Knight and Day: I wanted to like Knight and Day, and I get into the whys and hows of this not happening in my full review. But one of the most surprising aspects of this action-rom-com for me was how fully its special effects yanked me out of the movie, even one that's not trying to be anything more than a fleet good time. I've grown accustomed to middling special effects, because they are used so extensively on such a range of productions, not necessarily duplicating reality or having their own distinct non-reality style. But at their worst, they become building blocks for filmmakers to mount action sequences that they don't actually have the money to execute. Knight and Day winds up showing several good ideas for action scenes, coherently staged by director James Mangold, but they use so many CG shortcuts that they almost feel like fuzzy, sloppy dream sequences. The movie is cartoonish in tone, yes, but it's also rooted in Cruise and Diaz, real movie stars giving perfectly decent movie-star performances, and the cartoon vehicles and bad green-screen undermine their flesh-and-blood appeal. I can't recall another movie where subpar effects alone represented this much of a detriment.

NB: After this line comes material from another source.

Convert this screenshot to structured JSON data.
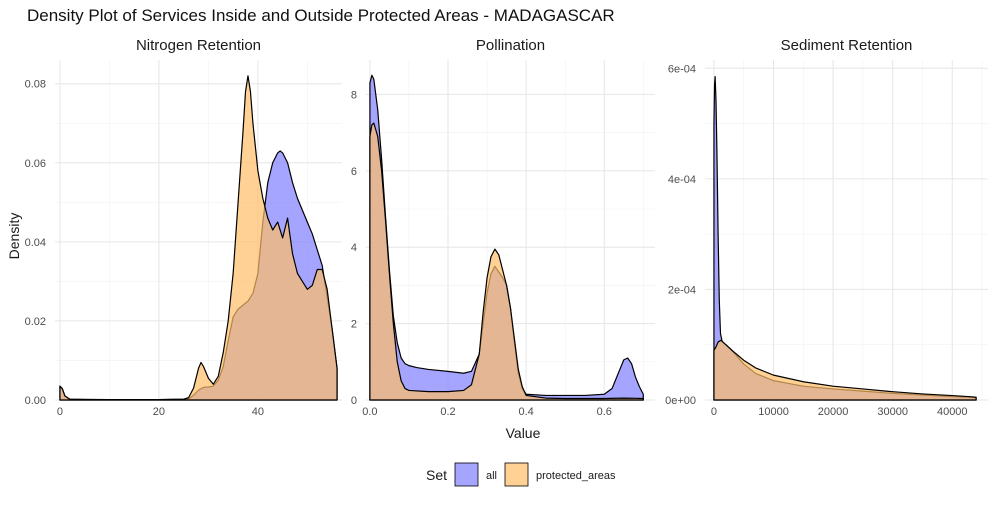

Grown Ups goes sentimental almost immediately, waxing nostalgic in a flashback with pubescent versions of Sandler, Chris Rock, David Spade, Rob Schneider, and Kevin James (presumably subbing in for Chris Farley) on a basketball team. Years later, when the coach dies, the crew is reunited for a hometown funeral and Fourth of July weekend at the lake. The movie has almost no story even by loose comedy standards; Sandler and cowriter Fred Wolf need only to configure a bunch of sketches about the SNL boys reconnecting as fortysomethings. But they take this not as an opportunity to run wild, but to write a bunch of weirdly realistic jokes, in the sense that the dialogue realistically imitates the kind of jokes not-particularly-funny people might make. Much of the comedy is built around Sandler and company ribbing each other, executed with relentless formula: zero in on a minor oddity like a large bunion or a dog's annoying bark or the age of Schneider's new wife, and riff on it endlessly. This isn't so different, in principle, from the banter in, say, Knocked Up. But this group riffs with such kicked-back laziness that any little improvisational runs are indistinguishable from the usual listless running gags you'll find in any Sandler vehicle. It's a tired flipside of the compulsive joking Sandler so vividly brought to life in Funny People; rather than mining personal unhappiness for material, the characters in Grown Ups just make old-guy complaints about how their straw-man kids are out of touch with life's simple pleasures, including seemingly unironic nostalgia for their own more distant/abusive fathers.
It's sort of cute to see Sandler and his buddies sitting around, enjoying each other's company without too much in the way of false crises; when they crack up at each other's limp jokes, it may be self-congratulatory, but it also looks real. But this has the unfortunate side effect of making the movie play like a blooper reel. It's not quite as dreary or forgettable as, say, the Longest Yard remake; there are scattered laughs from cameos by Steve Buscemi and the invaluable Tim Meadows, and Maya Rudolph is a pleasure to watch as Rock's wife. But the leads all relax to Sandler's level. Chris Rock, for example, has yet to translate his real-life chemistry with Sandler into a funny onscreen relationship, and seems neutered and misplaced. Even David Spade, master of empty snark, plays more of a generic horndog than his standard wiseass. Sandler is basically the same age as Will Ferrell, yet his comedy seems so much creakier; even Ferrell's least successful mass-appeal ventures (Kicking and Screaming, Bewitched, Semi-Pro) have more zing. The whole thing feels even more like a treatise on growing old than originally intended.